Leerdoelen

Bouw van stoffen

Je beschrijft de verschillende fasen van stoffen aan de hand van de manier en mate van beweging van moleculen.

Je beschrijft dat een molecuul het kleinste deeltje is dat nog de eigenschappen van een stof heeft en is opgebouwd uit atomen.

 

Materiaal-eigenschappen

Je beschrijft stoffen aan de hand van de stofeigenschappen kleur, geur, oplosbaarheid in water, elektrische geleiding, kookpunt, en smeltpunt.

Je beschrijft dat faseovergangen van stoffen kunnen worden veroorzaakt door verwarmen of afkoelen.

Je beschrijft welke gevaren het gebruik van bepaalde stoffen met zich meebrengt en herkent hoe deze gevaren worden aangegeven op pictogrammen en etiketten, zoals mate van brandbaarheid, giftigheid, explosiviteit.

Je beschrijft dat stoffen een verschillende dichtheid hebben.

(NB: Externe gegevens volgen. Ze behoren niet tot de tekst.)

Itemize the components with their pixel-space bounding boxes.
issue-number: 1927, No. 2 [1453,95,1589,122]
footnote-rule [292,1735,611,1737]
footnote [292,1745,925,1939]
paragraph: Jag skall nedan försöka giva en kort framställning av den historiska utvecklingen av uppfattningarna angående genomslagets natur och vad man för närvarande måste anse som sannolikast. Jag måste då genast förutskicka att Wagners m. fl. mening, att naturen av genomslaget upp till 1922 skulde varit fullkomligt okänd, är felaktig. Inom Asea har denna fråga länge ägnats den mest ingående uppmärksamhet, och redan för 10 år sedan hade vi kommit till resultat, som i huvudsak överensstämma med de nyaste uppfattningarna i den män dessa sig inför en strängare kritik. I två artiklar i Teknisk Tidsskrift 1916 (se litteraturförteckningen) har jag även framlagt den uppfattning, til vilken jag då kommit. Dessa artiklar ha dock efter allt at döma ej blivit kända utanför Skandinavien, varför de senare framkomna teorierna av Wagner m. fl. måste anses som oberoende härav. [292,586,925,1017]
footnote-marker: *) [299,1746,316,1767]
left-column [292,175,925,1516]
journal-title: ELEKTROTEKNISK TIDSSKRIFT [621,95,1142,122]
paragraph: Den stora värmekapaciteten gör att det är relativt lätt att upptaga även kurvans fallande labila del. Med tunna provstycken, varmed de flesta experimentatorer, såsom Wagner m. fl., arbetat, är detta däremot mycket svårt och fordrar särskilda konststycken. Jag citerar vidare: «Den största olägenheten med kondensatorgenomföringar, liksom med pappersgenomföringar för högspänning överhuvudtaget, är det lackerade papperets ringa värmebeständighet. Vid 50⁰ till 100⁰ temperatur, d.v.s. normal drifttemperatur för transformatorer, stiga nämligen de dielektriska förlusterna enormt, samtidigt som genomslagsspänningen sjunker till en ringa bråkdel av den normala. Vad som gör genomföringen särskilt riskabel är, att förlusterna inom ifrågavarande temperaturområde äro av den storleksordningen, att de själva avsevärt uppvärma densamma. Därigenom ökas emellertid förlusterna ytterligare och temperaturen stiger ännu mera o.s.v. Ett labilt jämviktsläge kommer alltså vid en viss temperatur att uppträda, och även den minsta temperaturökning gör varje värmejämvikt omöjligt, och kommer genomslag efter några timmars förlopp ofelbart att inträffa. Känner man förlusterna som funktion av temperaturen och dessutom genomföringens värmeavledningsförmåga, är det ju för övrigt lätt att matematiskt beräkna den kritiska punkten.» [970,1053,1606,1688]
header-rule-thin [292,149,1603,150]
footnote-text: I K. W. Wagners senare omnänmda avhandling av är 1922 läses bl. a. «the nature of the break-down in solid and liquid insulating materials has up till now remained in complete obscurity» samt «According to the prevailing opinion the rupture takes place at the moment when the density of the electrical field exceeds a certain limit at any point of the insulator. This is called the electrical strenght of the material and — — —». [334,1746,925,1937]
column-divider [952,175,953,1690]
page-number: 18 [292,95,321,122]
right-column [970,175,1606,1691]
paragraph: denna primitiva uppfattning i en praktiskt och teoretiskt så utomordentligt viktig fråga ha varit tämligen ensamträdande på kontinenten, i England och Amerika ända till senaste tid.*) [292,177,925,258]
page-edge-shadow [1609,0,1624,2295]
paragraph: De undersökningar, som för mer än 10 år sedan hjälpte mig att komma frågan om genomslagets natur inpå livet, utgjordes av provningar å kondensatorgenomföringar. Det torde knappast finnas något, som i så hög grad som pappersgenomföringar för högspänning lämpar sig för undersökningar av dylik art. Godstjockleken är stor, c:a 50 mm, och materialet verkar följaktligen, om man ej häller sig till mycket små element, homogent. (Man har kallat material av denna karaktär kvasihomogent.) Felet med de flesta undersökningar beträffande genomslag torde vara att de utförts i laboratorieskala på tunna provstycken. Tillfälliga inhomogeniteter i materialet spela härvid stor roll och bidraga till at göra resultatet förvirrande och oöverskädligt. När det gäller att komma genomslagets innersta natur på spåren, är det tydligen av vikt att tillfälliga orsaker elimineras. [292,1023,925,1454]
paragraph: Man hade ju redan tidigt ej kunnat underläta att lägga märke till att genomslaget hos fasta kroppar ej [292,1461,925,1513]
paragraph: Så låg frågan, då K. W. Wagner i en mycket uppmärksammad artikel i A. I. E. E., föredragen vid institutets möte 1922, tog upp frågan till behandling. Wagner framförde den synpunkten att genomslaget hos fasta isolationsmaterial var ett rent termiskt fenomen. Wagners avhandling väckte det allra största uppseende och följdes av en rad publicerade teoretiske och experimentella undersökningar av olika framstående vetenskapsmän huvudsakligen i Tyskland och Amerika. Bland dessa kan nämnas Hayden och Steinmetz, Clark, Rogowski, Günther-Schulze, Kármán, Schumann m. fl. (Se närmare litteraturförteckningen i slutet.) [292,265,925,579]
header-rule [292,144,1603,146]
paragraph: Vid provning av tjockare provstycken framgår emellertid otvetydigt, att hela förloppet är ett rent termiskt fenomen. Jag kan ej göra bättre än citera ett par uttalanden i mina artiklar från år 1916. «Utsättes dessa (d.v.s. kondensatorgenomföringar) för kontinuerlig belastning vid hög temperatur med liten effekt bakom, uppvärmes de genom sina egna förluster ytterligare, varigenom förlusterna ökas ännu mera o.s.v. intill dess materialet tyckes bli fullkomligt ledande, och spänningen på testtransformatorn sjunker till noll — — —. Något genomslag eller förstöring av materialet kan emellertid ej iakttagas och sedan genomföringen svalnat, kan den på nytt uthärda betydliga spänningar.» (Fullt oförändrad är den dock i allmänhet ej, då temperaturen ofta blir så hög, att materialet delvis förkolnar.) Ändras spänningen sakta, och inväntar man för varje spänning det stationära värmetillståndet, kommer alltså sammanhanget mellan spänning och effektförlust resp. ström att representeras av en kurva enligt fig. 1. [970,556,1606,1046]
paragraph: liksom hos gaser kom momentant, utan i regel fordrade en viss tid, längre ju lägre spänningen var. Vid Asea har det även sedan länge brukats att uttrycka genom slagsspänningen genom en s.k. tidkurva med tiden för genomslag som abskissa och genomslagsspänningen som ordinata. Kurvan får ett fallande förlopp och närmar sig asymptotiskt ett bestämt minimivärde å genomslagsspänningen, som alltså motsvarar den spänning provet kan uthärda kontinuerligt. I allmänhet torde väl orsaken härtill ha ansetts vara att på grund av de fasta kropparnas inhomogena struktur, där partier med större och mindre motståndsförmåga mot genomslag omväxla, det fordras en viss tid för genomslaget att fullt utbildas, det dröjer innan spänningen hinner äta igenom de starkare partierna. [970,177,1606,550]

Je beschrijft dat voorwerpen zinken, zweven of drijven aan de hand van de dichtheid van stoffen.

Je beschrijft stoffen aan de hand van de mate warmtegeleiding en brandbaarheid.

Je beschrijft de productie van drinkwater uit grondwater en oppervlaktewater, hoe dat dit water wordt gezuiverd en wordt getransporteerd door waterleidingen.

 

Beweging

Je beschrijft de eenparige, versnelde en vertraagde beweging.

Je berekent de gemiddelde snelheid bij een gegeven afstand en tijd (gemiddelde snelheid = afstand/tijd).

Je ligt de veiligheidsmaatregelen ter voorkoming van letsel in het verkeer (valhelm, autogordels, veiligheidskooi, kreukelzone, airbag, hoofdsteunen) toe.

Je past het verband tussen stopafstand, remweg en reactieafstand toe (stopafstand=reactie-afstand+remweg).